Blending Innovation & Accountability in Leading Model Risk Management
By: Nidhi Agarwal, Chief Model Risk Officer, Virgin Money
Nidhi Agarwal leads the development and maintenance of credit risk models at Virgin Money, overseeing AI/GenAI capabilities and model risk frameworks. Previously, she spent 12+ years at HSBC, most recently as Global Head of Model Risk Evaluation. She also runs a UK charity and is an award-winning author.
In an insightful interaction with Women Entrepreneurs Review Magazine, Nidhi shares her insights on managing the entire model lifecycle, balancing compliance with independence, and leveraging model risk management as a strategic advantage. She also reflected on key lessons and unconventional metrics for navigating economic volatility.
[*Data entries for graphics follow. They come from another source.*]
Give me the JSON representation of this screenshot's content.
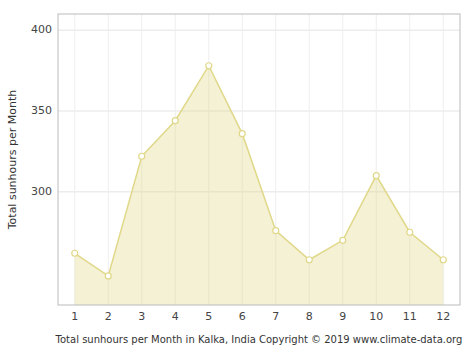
{
  "chart_data": {
    "type": "area",
    "x_label": "Total sunhours per Month in Kalka, India Copyright © 2019 www.climate-data.org",
    "y_label": "Total sunhours per Month",
    "x": [
      1,
      2,
      3,
      4,
      5,
      6,
      7,
      8,
      9,
      10,
      11,
      12
    ],
    "values": [
      262,
      248,
      322,
      344,
      378,
      336,
      276,
      258,
      270,
      310,
      275,
      258
    ],
    "color": "#e0d888",
    "marker": "circle",
    "xlim": [
      0.5,
      12.5
    ],
    "xticks": [
      1,
      2,
      3,
      4,
      5,
      6,
      7,
      8,
      9,
      10,
      11,
      12
    ],
    "ylim": [
      230,
      410
    ],
    "yticks": [
      300,
      350,
      400
    ],
    "grid": true
  }
}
You're known for managing the entire model lifecycle, from development to validation. If your risk models had a personality, what would be their most distinguishing trait?
If risk models had a personality, they would be quick-witted and futuristic, using lessons from the past to make the right decisions for the future. Resilient in market shocks, they’d adapt by constantly analyzing patterns and staying alert to new data. They would evolve over time to account for changes in the environment.
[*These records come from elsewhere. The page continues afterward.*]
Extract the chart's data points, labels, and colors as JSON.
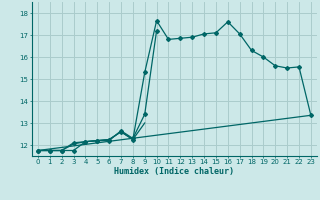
{
  "xlabel": "Humidex (Indice chaleur)",
  "bg_color": "#cce8e8",
  "grid_color": "#aacccc",
  "line_color": "#006666",
  "xlim": [
    -0.5,
    23.5
  ],
  "ylim": [
    11.5,
    18.5
  ],
  "xticks": [
    0,
    1,
    2,
    3,
    4,
    5,
    6,
    7,
    8,
    9,
    10,
    11,
    12,
    13,
    14,
    15,
    16,
    17,
    18,
    19,
    20,
    21,
    22,
    23
  ],
  "yticks": [
    12,
    13,
    14,
    15,
    16,
    17,
    18
  ],
  "line1_x": [
    0,
    1,
    2,
    3,
    4,
    5,
    6,
    7,
    8,
    9,
    10,
    11,
    12,
    13,
    14,
    15,
    16,
    17,
    18,
    19,
    20,
    21,
    22,
    23
  ],
  "line1_y": [
    11.75,
    11.75,
    11.75,
    12.1,
    12.15,
    12.2,
    12.25,
    12.6,
    12.25,
    15.3,
    17.65,
    16.8,
    16.85,
    16.9,
    17.05,
    17.1,
    17.6,
    17.05,
    16.3,
    16.0,
    15.6,
    15.5,
    15.55,
    13.35
  ],
  "line2_x": [
    0,
    1,
    2,
    3,
    4,
    5,
    6,
    7,
    8,
    9,
    10
  ],
  "line2_y": [
    11.75,
    11.75,
    11.75,
    11.75,
    12.15,
    12.2,
    12.2,
    12.65,
    12.3,
    13.4,
    17.2
  ],
  "line3_x": [
    0,
    2,
    3,
    4,
    5,
    6,
    7,
    8,
    9
  ],
  "line3_y": [
    11.75,
    11.75,
    12.05,
    12.15,
    12.2,
    12.25,
    12.6,
    12.25,
    13.0
  ],
  "line4_x": [
    0,
    23
  ],
  "line4_y": [
    11.75,
    13.35
  ]
}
The challenge is balancing their autonomy with the need for oversight. Regular validation, robust testing, and continuous monitoring help ensure models stay aligned with current conditions, while still allowing them to make independent decisions. This balance lets models learn and evolve, while safety guardrails are in place to prevent unexpected outcomes.
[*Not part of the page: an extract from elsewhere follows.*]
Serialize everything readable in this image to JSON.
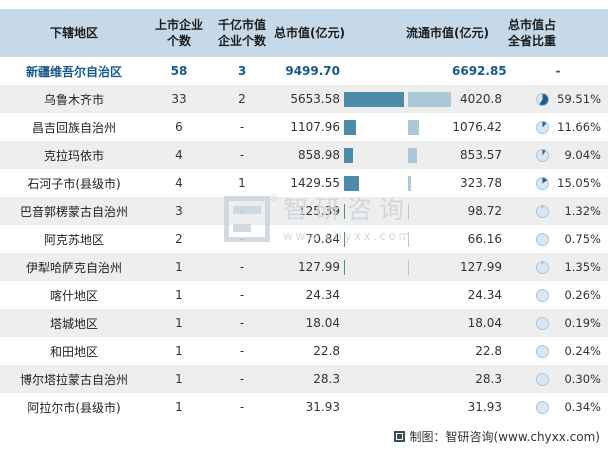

As a woman leader deeply involved in model governance, what’s your secret sauce for making sure models don’t get too big for their boots and stay compliant with regulations?
Model governance is all about balancing innovation with accountability. My "secret sauce" involves three key ingredients: ensuring there is proactive monitoring, model outcomes can be explained and that there is cross-functional collaboration between the three lines of defence to ensure compliance at any point of time.
Sometimes models do act funnily - but on deeper analysis it is always because some underlying assumption made by the model has changed. When we were looking to grow our credit cards portfolio by making the product proposition more attractive, the model initially misbehaved and gave better outputs than it should have. The commercial teams celebrated the high predicted returns until we quickly recalibrated the model to the higher risk levels we were seeing in applications.
In the world of complex credit and market risk models, how do you make sure your team stays motivated, especially when a model is giving you the silent treatment during its validation phase?
Our work is critical—for the bank but also for customers who trust us with their hard-earned money. This sense of purpose keeps the team motivated, especially during challenging times. When a model refuses to cooperate, we remind ourselves the stakes are high: a misaligned model can mean incorrect risk assessments, poor business decisions, or regulatory non-compliance—consequences too significant to ignore.
Our pep talks always bring us back to this bigger picture. Regular model monitoring detects deviations between expected and actual outcomes, allowing us to recalibrate and refine. When the model finally falls in line after tweaks, there’s always a collective sigh of relief—and a good laugh. It’s like convincing a stubborn child to finish their homework; sometimes, you just have to appreciate the effort!
In navigating volatile economic conditions, how can model risk management serve as a strategic advantage? What unconventional metrics should leaders is looking at?
Proactively managing model risk can ensure models remain resilient, adaptable, and capable of making sound predictions even in an unstable environment. The key is viewing model risk management as a dynamic process, not a one-and-done, meaningit becomes a tool to build trust with stakeholders, manage unforeseen risks, and maintain strategic agility.
Some unconventional metrics to look at: Robustness under Stress - evaluating how the model performs under stress scenarios, Model Drift - monitoring for shifts in predictions over time by spotting gradual misalignments rather than immediate errors, Data Dependency - monitoring variables the model is most reliant on and tracking their stability, Model Agility – time needed to recalibrate following significant shifts in market or credit conditions. If a model is too slow to adjust, it might be a risk rather than a strategic advantage.
If you could go back in time to when you first started in risk management, what advice would you give your younger self about managing risk in models?
Understand the Model’s Purpose and Limitations – No model is perfect. Every model makes assumptions, and those assumptions introduce risk. Always question what a model is meant to do and where it might fail. Models are powerful, but they are just tools, not infallible solutions. It’s important to be open to constant feedback, validation, and iteration. Managing model risk is as much about fostering a culture of continuous learning and adaptation as it is about creating complex algorithms.
Models may speak in numbers, but their implications often affect business decisions, so understanding how to translate model behavior into actionable insights is critical. It’s essential to clearly communicate the assumptions, limitations, and risks of a model to both technical and non-technical stakeholders.